El 23 de julio de 2011 llovía en Berlín. Pese a ser pleno verano, la capital alemana presentaba una jornada desapacible en lo meteorológico y, al mismo tiempo, excitante en lo cultural y turístico para un servidor. Me hospedaba junto con otros tres amigos en un hostal joven de la calle Helsingforser, relativamente cerca de la East Side Gallery y en las proximidades de la estación de Warschauer Straße.
Tras un día pasado por agua, buscamos cobijo en nuestra momentánea morada y, en una sala común con televisión y una nevera llena de cervezas Berliner, nos enteramos de la muerte de Amy Winehouse. Aquel verano tenía que actuar en el Bilbao BBK Live, pero ya había suspendido su presencia por motivos de salud. No pintaba nada bien aquella cancelación. La víspera, el día 22, tuvimos noticia en el mismo lugar del trágico atentado en Oslo y en la isla de Utøya (Noruega), que se saldó con 77 muertos y 96 heridos.

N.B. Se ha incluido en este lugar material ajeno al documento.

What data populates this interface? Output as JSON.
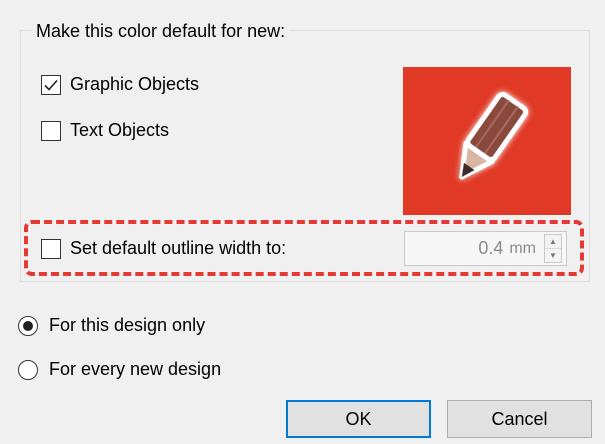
{
  "group": {
    "title": "Make this color default for new:"
  },
  "options": {
    "graphic_objects": {
      "label": "Graphic Objects",
      "checked": true
    },
    "text_objects": {
      "label": "Text Objects",
      "checked": false
    },
    "outline_width": {
      "label": "Set default outline width to:",
      "checked": false,
      "value": "0.4",
      "unit": "mm"
    }
  },
  "preview": {
    "icon": "pencil-icon",
    "background": "#e03a26"
  },
  "scope": {
    "this_design": {
      "label": "For this design only",
      "selected": true
    },
    "every_design": {
      "label": "For every new design",
      "selected": false
    }
  },
  "buttons": {
    "ok": "OK",
    "cancel": "Cancel"
  },
  "colors": {
    "highlight": "#e53935",
    "accent": "#0078d7"
  }
}
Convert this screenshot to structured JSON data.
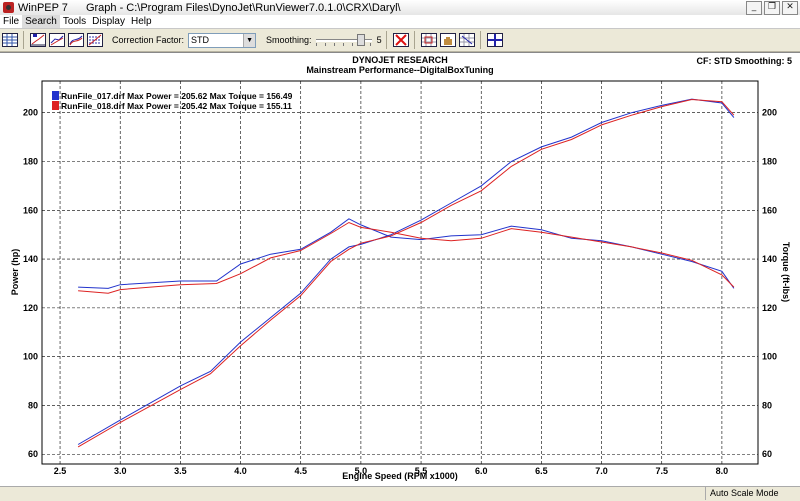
{
  "window": {
    "app_name": "WinPEP 7",
    "title": "Graph - C:\\Program Files\\DynoJet\\RunViewer7.0.1.0\\CRX\\Daryl\\",
    "minimize_glyph": "_",
    "restore_glyph": "❐",
    "close_glyph": "✕"
  },
  "menu": {
    "items": [
      "File",
      "Search",
      "Tools",
      "Display",
      "Help"
    ],
    "active_index": 1
  },
  "toolbar": {
    "correction_factor_label": "Correction Factor:",
    "correction_factor_value": "STD",
    "smoothing_label": "Smoothing:",
    "smoothing_value": "5",
    "smoothing_level_fraction": 0.83,
    "icons": [
      "tile-windows-icon",
      "graph-power-icon",
      "graph-torque-icon",
      "graph-overlay-icon",
      "graph-multi-icon",
      "delete-run-icon",
      "zoom-in-icon",
      "pan-hand-icon",
      "zoom-out-icon",
      "crosshair-cursor-icon"
    ]
  },
  "graph": {
    "header_line1": "DYNOJET RESEARCH",
    "header_line2": "Mainstream Performance--DigitalBoxTuning",
    "settings_text": "CF: STD   Smoothing: 5",
    "legend": [
      {
        "text": "RunFile_017.drf Max Power = 205.62 Max Torque = 156.49",
        "color": "#2233cc"
      },
      {
        "text": "RunFile_018.drf Max Power = 205.42 Max Torque = 155.11",
        "color": "#dd2222"
      }
    ]
  },
  "chart_data": {
    "type": "line",
    "title": "DYNOJET RESEARCH",
    "subtitle": "Mainstream Performance--DigitalBoxTuning",
    "xlabel": "Engine Speed (RPM x1000)",
    "ylabel": "Power (hp)",
    "y2label": "Torque (ft-lbs)",
    "xlim": [
      2.35,
      8.3
    ],
    "ylim": [
      56,
      213
    ],
    "x_ticks": [
      "2.5",
      "3.0",
      "3.5",
      "4.0",
      "4.5",
      "5.0",
      "5.5",
      "6.0",
      "6.5",
      "7.0",
      "7.5",
      "8.0"
    ],
    "y_ticks": [
      "60",
      "80",
      "100",
      "120",
      "140",
      "160",
      "180",
      "200"
    ],
    "y2_ticks": [
      "60",
      "80",
      "100",
      "120",
      "140",
      "160",
      "180",
      "200"
    ],
    "grid": true,
    "legend_position": "top-left",
    "series": [
      {
        "name": "RunFile_017.drf",
        "color": "#2233cc",
        "power": {
          "x": [
            2.65,
            3.0,
            3.5,
            3.75,
            4.0,
            4.25,
            4.5,
            4.75,
            4.9,
            5.0,
            5.25,
            5.5,
            5.75,
            6.0,
            6.25,
            6.5,
            6.75,
            7.0,
            7.25,
            7.5,
            7.75,
            8.0,
            8.1
          ],
          "y": [
            64,
            74,
            88,
            94,
            106,
            116,
            126,
            140,
            145,
            146,
            150,
            156,
            163,
            170,
            180,
            186,
            190,
            196,
            200,
            203,
            205.6,
            204,
            198
          ]
        },
        "torque": {
          "x": [
            2.65,
            2.9,
            3.0,
            3.5,
            3.8,
            4.0,
            4.25,
            4.5,
            4.75,
            4.9,
            5.0,
            5.25,
            5.5,
            5.75,
            6.0,
            6.25,
            6.5,
            6.75,
            7.0,
            7.25,
            7.5,
            7.75,
            8.0,
            8.1
          ],
          "y": [
            128.5,
            128,
            129.5,
            131,
            131,
            138,
            142,
            144,
            151,
            156.5,
            154,
            149,
            148,
            149.5,
            150,
            153.5,
            152,
            148.5,
            147.5,
            145,
            142,
            139,
            135,
            128
          ]
        }
      },
      {
        "name": "RunFile_018.drf",
        "color": "#dd2222",
        "power": {
          "x": [
            2.65,
            3.0,
            3.5,
            3.75,
            4.0,
            4.25,
            4.5,
            4.75,
            4.9,
            5.0,
            5.25,
            5.5,
            5.75,
            6.0,
            6.25,
            6.5,
            6.75,
            7.0,
            7.25,
            7.5,
            7.75,
            8.0,
            8.1
          ],
          "y": [
            63,
            73,
            86.5,
            93,
            104.5,
            115,
            125,
            139,
            144,
            146.5,
            149.5,
            155,
            162,
            168,
            178,
            185,
            189,
            195,
            199,
            202.5,
            205.4,
            204.5,
            199
          ]
        },
        "torque": {
          "x": [
            2.65,
            2.9,
            3.0,
            3.5,
            3.8,
            4.0,
            4.25,
            4.5,
            4.75,
            4.9,
            5.0,
            5.25,
            5.5,
            5.75,
            6.0,
            6.25,
            6.5,
            6.75,
            7.0,
            7.25,
            7.5,
            7.75,
            8.0,
            8.1
          ],
          "y": [
            127,
            126,
            127.5,
            129.5,
            130,
            134,
            140.5,
            143.5,
            150.5,
            155,
            153,
            151,
            148.5,
            147.5,
            148.5,
            152.5,
            151,
            149,
            147,
            145,
            142.5,
            139.5,
            133.5,
            128.5
          ]
        }
      }
    ]
  },
  "status": {
    "mode": "Auto Scale Mode"
  }
}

En marzo de este año regresé en distintas circunstancias a Berlín. Es una ciudad a la que hay que regresar, en la que hay que renovar lo que se vio y conocer nuevos lugares que se quedaron sin explorar. Dos factores se repitieron: llovió (a ratos con ganas) y falleció otro mito de la música, aunque esta vez pertenecía a otra generación. Charles Edward Anderson Berry, más conocido como Chuck Berry, se fue el 18 de marzo de 2017. Parecía inmortal. Fue uno de los padres del rock and roll y en su legado encontramos cortes como “Johnny B. Goode” o “Maybellene”. Sobre la cama, en un hotel cercano a la Potsdamer Platz, hice sonar su música en mi teléfono móvil a modo de homenaje.
No creo es el más allá y sí creo firmemente que fue una coincidencia. Macabra, sí, pero coincidencia. Volveré a Berlín y no pasará nada. Ya verán. A la tercera va la vencida.